Il est vrai que l’ordination d’Esclarmonde, en
1204, au temps où le catharisme vivait encore dans la paix, n’avait
pas été discrète. Toute la fine fleur de la noblesse ariégeoise y
avait assisté, y compris son frère, le seul de la famille à
conserver la religion catholique, pour des raisons strictement
juridiques. L’évêque Guilhabert de Castres lui avait donné le
consolament, dans la bonne ville de Fanjeaux, là même où Dominique
de Guzman avait établi son quartier général et fondé l’ordre des
dominicains, qui vivaient dans la pauvreté, à l’instar des
Parfaits. En même temps qu’elle, trois personnes de haute
naissance, Aude, Fays de Durfort et Raymonde de Saint-Germain
prirent la vêture devant une soixantaine de nobles dames et de grands seigneurs. Trois ans plus tard, à
Pamiers, elle osait défier Dominique de Guzman lui-même en un débat
contradictoire resté célèbre, au cours duquel elle fit perdre
patience au saint homme. Aussi belle qu’intelligente et cultivée,
cette femme brune devint un modèle pour toutes celles qui voulaient
se défaire du joug d’un époux, d’un père ou d’un prêtre. À travers
elle, la religion cathare gagna les esprits féminins. Dans son
lointain Périgord, Alix avait entendu parler d’Esclarmonde et
souhaitait progresser, sous sa houlette, vers la perfection.

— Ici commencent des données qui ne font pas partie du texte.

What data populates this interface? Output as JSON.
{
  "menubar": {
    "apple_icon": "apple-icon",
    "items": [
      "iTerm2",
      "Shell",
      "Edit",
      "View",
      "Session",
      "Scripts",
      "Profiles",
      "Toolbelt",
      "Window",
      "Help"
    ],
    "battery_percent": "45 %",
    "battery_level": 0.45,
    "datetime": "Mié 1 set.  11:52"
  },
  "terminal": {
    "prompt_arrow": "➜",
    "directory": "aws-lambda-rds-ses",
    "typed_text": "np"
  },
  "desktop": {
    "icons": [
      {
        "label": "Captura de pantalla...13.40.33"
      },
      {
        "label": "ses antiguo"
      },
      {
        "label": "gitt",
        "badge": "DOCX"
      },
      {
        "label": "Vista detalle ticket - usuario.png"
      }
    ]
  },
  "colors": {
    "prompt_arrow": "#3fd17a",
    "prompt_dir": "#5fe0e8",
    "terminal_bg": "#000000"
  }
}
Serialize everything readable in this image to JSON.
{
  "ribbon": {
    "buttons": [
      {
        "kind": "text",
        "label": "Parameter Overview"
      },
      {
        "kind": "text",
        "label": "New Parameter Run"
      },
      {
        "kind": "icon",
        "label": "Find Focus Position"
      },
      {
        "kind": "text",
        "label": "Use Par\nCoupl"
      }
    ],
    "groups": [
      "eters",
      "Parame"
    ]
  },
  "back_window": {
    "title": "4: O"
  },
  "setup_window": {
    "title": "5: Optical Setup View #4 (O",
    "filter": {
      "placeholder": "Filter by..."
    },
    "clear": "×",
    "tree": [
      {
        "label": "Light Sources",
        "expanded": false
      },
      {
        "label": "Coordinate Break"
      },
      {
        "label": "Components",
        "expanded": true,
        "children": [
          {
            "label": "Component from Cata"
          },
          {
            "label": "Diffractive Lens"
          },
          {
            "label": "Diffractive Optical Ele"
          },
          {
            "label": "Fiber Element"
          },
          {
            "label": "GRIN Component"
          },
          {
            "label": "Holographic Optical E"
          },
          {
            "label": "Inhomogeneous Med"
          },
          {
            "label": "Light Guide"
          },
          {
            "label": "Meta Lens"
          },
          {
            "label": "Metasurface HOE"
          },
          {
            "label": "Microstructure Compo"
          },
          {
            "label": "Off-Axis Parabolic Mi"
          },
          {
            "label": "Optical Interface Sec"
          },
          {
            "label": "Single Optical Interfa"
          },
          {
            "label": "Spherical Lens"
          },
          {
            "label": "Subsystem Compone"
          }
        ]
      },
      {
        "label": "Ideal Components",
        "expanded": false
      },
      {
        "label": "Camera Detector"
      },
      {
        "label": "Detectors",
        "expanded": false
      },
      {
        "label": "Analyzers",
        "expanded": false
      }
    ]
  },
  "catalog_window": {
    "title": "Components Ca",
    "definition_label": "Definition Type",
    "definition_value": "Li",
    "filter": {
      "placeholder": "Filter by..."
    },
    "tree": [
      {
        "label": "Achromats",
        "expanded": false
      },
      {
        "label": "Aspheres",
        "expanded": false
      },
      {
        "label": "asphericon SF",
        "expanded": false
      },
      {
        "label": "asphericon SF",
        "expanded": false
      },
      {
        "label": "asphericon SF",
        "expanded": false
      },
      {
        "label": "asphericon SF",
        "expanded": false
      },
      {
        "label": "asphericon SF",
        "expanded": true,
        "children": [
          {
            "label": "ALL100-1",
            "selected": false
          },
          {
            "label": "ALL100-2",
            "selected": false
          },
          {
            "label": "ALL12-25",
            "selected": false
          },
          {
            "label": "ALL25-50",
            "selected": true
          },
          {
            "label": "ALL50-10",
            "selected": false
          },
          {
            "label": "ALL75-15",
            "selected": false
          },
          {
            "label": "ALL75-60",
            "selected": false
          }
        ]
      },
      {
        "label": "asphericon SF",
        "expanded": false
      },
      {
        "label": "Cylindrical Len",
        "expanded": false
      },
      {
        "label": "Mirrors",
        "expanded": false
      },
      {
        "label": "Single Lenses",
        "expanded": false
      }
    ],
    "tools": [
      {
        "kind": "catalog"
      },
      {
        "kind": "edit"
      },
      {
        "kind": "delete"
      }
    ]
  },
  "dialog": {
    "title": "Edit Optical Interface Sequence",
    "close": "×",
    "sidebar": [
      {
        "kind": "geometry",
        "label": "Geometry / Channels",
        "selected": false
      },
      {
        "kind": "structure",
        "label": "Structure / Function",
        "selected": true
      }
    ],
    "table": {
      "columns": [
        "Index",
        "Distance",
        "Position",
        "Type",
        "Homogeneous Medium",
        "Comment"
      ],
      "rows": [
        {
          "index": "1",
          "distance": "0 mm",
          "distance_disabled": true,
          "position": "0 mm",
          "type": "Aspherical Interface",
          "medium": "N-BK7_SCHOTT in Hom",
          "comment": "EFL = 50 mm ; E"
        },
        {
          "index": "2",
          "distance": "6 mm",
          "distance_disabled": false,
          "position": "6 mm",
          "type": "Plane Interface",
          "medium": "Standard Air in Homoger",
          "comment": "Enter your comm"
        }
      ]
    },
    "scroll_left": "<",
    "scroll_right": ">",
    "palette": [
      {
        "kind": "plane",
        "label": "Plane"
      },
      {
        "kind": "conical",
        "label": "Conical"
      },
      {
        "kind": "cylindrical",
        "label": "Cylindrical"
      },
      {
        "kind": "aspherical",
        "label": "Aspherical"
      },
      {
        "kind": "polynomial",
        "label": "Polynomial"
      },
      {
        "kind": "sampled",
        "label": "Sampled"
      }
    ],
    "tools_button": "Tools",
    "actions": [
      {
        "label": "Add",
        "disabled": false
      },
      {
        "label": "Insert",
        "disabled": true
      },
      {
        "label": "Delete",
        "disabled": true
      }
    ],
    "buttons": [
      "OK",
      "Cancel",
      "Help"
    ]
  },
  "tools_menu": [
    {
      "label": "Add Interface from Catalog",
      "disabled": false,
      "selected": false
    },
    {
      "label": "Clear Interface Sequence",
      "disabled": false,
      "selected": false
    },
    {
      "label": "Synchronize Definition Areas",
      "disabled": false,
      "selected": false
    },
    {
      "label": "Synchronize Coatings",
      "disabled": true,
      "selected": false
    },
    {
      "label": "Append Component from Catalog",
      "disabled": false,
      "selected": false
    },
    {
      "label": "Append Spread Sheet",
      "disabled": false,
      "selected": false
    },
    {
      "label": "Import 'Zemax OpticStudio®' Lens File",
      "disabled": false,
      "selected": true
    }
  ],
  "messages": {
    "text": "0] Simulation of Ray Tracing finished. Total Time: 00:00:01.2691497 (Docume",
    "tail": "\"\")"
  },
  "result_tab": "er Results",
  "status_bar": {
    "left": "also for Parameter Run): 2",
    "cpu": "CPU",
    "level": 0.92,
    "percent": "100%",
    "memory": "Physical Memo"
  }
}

Pressentant le destin tragique qui menaçait son
pays et sa foi, Esclarmonde avait insisté pour que fût érigé, loin
des hommes, dans la haute montagne, un château saint qui ne serait
pas soumis à la versatilité des humains, mais au seul vouloir de
l’Église cathare. En 1206, le seigneur Raymond de Pereille, dont la
mère et la fille étaient Parfaites, entreprit de bâtir la citadelle
de Montségur. Esclarmonde s’y retira en 1212, à l’abri du fracas
des armes, et nombreuses furent les femmes qui la
rejoignirent.
Profitant de la paix revenue avec la mort de
Montfort, Alix quitta Toulouse sous la protection du comte de Foix
et gagna les Pyrénées. Elle progressait à pied, lentement, par
modestes étapes, heureuse de l’accueil qu’elle rencontrait dans les
villages. C’était à qui l’inviterait à sa table, l’hébergerait sous
son toit. Elle n’était encore qu’une postulante, et on la recevait
comme une sainte femme. Quitter Bernard avait été, pour elle, un
soulagement. Elle craignait de ne pas en avoir le courage, tant son
attachement terrestre était encore fort. Elle savait tou tefois que rien ne pouvait résister à l’appel de
Dieu. Les épreuves subies, le deuil impossible de sa fille, le
chaos où plongeait le monde : tout était signe. Les temps étaient
proches où la route du salut serait barrée. Elle ne devait pas
s’attarder sur les sentiers fleuris du bien vivre, mais se hâter de
gravir les pentes abruptes de la montagne, de crainte que la Mort
ne la surprenne avant qu’elle n’ait approché du sommet.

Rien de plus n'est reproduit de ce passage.